Die Einsprechende trägt vor, aus dem Aufsatz „Through hardening or case hardening for taper roller bearings“ (D9) seien sämtliche Merkmale des Patentanspruchs 1 bekannt. Diese Publikation, deren Vorveröffentlichung von der Patentinhaberin ebenso wenig in Zweifel gezogen wird wie der Aufsatz „Werkstoffe für
Wälzlager“ (D10), befasst sich mit der Härtung von Kegelrollenlagern, u. a. der
Stahlsorte 100 CrMo 7. Im Zusammenhang mit dieser Stahlsorte verweist die Einsprechende auf die D10, in der die chemische Zusammensetzung speziell dieser
Stahlsorte aufgeführt ist. Sie führt dazu aus, die dort angegebenen Werte für
Kohlenstoff, Silicium, Mangan und Chrom lägen innerhalb der jeweils im Patentanspruch 1 (Merkmale c - f) angegebenen Bereiche, die restlichen Merkmale a, b
und g - j seien für sich der D9 entnehmbar.
Zusätzlich zieht die Einsprechende auch noch die DE 197 33 101 A1 (D11) an, zu
der sie vorträgt, dieses Dokument lege besonderes Augenmerk auf die Konzentration an Restaustenit in den Laufringen. Dabei seien auch eine Reihe von Ausführungsbeispielen offenbart, bei denen der rotierende bzw. der stationäre Laufring unterschiedliche Restaustenitkonzentrationen aufwiesen und gleichzeitig auch
die im Patentanspruch 1 aufgeführten Werte für den Stahlwerkstoff einhielten.
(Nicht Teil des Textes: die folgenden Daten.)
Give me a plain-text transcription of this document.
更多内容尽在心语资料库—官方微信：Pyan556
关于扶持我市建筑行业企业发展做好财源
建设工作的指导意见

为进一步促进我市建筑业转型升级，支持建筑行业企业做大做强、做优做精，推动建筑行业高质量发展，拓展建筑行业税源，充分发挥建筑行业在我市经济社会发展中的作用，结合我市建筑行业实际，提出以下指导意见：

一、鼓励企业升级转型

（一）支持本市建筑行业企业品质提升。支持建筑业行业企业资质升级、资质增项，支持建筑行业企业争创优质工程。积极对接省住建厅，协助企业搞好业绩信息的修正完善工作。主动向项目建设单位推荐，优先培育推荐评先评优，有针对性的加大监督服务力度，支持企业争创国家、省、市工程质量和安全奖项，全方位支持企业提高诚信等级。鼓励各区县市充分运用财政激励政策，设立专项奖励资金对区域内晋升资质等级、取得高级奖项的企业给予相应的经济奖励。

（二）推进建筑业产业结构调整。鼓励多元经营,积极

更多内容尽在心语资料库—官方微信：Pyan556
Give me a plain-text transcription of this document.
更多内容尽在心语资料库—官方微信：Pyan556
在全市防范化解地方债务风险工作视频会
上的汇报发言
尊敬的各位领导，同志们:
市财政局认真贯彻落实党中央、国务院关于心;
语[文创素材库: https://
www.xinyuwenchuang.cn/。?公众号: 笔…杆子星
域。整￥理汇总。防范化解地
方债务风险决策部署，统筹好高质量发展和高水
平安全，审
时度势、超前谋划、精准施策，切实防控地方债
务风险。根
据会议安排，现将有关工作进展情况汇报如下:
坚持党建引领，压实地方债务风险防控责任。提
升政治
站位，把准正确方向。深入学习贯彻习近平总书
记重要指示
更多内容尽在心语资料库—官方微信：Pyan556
Sowohl die Entgegenhaltung D9 als auch die DE 197 33 101 A1 (D11) nähmen
daher die vom Patentanspruch 1 gegebene Lehre neuheitsschädlich vorweg.
Unabhängig davon liege es für den Fachmann nahe, angesichts der den Entgegenhaltungen D9 bzw. D11 entnehmbaren Lehren aufgrund seines Fachwissens
zu einem Wälzlager mit den Merkmalen des geltenden Patentanspruchs 1 zu gelangen.
Die Einsprechende beantragt,
das Patent 199 09 709 zu widerrufen.
Die Patentinhaberin beantragt,
das Patent 199 09 709 mit folgenden Unterlagen beschränkt aufrechterhalten:
Patentanspruch 1, wie Patentanspruch 1 in Hilfsantrag 1, eingereicht am 4. April 2007,
Patentansprüche 2 bis 4 sowie übrige Unterlagen wie erteilt.
Die Patentinhaberin argumentiert, aus den Aufsätzen „Through hardening or case
hardening for taper roller bearings“ (D9) und „Werkstoffe für Wälzlager“ (D10) gingen keinerlei Hinweise darauf hervor, stationäre und rotierende Laufringe mit unterschiedlichen Restaustenitgehalten
herzustellen. Hinsichtlich
der DE
197 33 101 A1 (D11) verweist sie darauf, dass die darin getroffene Angabe für den
Restaustenitgehalt deutlich von demjenigen nach dem geltenden Patentanspruch 1 abweiche.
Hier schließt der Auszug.